Sangat disayangkan bahwa saat ini banyak anak-anak yang memiliki talenta
(gift), tidak mendapatkan reinforcement di sekolahnya. Banyak sekali
anak yang pada kenyataannya dianggap sebagai anak yang “Learning Disabled”
atau ADD (Attention Deficit Disorder), atau Underachiever, pada saat
pola pemikiran mereka yang unik tidak dapat diakomodasi oleh sekolah.
Pihak sekolah hanya menekankan pada kemampuan logika (matematika) dan bahasa.

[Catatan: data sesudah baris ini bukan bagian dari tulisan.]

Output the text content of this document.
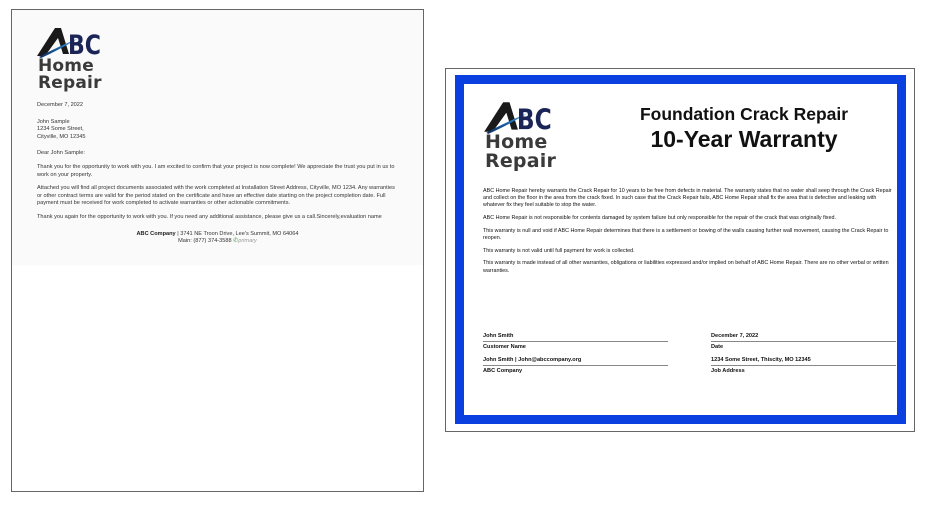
BC
Home
Repair
December 7, 2022
John Sample
1234 Some Street,
Cityville, MO 12345
Dear John Sample:
Thank you for the opportunity to work with you. I am excited to confirm that your project is now complete! We appreciate the trust you put in us to work on your property.
Attached you will find all project documents associated with the work completed at Installation Street Address, Cityville, MO 1234. Any warranties or other contract terms are valid for the period stated on the certificate and have an effective date starting on the project completion date. Full payment must be received for work completed to activate warranties or other actionable commitments.
Thank you again for the opportunity to work with you. If you need any additional assistance, please give us a call.Sincerely,evaluation name
ABC Company | 3741 NE Troon Drive, Lee's Summit, MO 64064
Main: (877) 374-3588 ✆primary
BC
Home
Repair
Foundation Crack Repair
10-Year Warranty

ABC Home Repair hereby warrants the Crack Repair for 10 years to be free from defects in material. The warranty states that no water shall seep through the Crack Repair and collect on the floor in the area from the crack fixed. In such case that the Crack Repair fails, ABC Home Repair shall fix the area that is defective and leaking with whatever fix they feel suitable to stop the water.

ABC Home Repair is not responsible for contents damaged by system failure but only responsible for the repair of the crack that was originally fixed.

This warranty is null and void if ABC Home Repair determines that there is a settlement or bowing of the walls causing further wall movement, causing the Crack Repair to reopen.

This warranty is not valid until full payment for work is collected.

This warranty is made instead of all other warranties, obligations or liabilities expressed and/or implied on behalf of ABC Home Repair. There are no other verbal or written warranties.

John Smith
Customer Name
December 7, 2022
Date
John Smith | John@abccompany.org
ABC Company
1234 Some Street, Thiscity, MO 12345
Job Address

Teori Multiple Intelligences yang menyatakan bahwa kecerdasan meliputi
delapan kemampuan intelektual. Teori tersebut didasarkan pada pemikiran
bahwa kemampuan intelektual yang diukur melalui tes IQ sangatlah
terbatas karena tes IQ hanya menekan pada kemampuan logika (matematika) dan
bahasa (Gardner, 2003). Padahal setiap orang mempunyai cara yang unik
untuk menyelesaikan persoalan yang dihadapinya. Kecerdasan bukan hanya
dilihat dari nilai yang diperoleh seseorang. Kecerdasan merupakan
kemampuan yang dimiliki oleh seseorang untuk melihat suatu masalah, lalu
menyelesaikan masalah tersebut atau membuat sesuatu yang dapat berguna
bagi orang lain.
Pola pemikiran tradisional yang menekankan pada kemampuan logika (matematika) dan
bahasa memang sudah mengakar dengan kuat pada diri setiap guru di dalam
menjalankan proses belajar. Bahkan, dari hasil penelitian yang dilakukan
oleh Yayasan Insan Kancil (Kompas, 13 Oktober 2003), pendidikan Taman
Kanak-Kanak saat ini cenderung mengambil porsi Sekolah Dasar. Sekitar 99
persen, Taman Kanak-Kanak mengajarkan membaca, menulis, dan berhitung.
Artinya, pendidikan Taman Kanak-Kanak telah menekankan pada kecerdasan
akademik, tanpa menyeimbanginya dengan kecerdasan lain. Hal ini berarti
pula bahwa sistem pendidikan yang dilaksanakan oleh guru-guru masih
tetap mementingkan akan kemampuan logika (matematika) dan bahasa.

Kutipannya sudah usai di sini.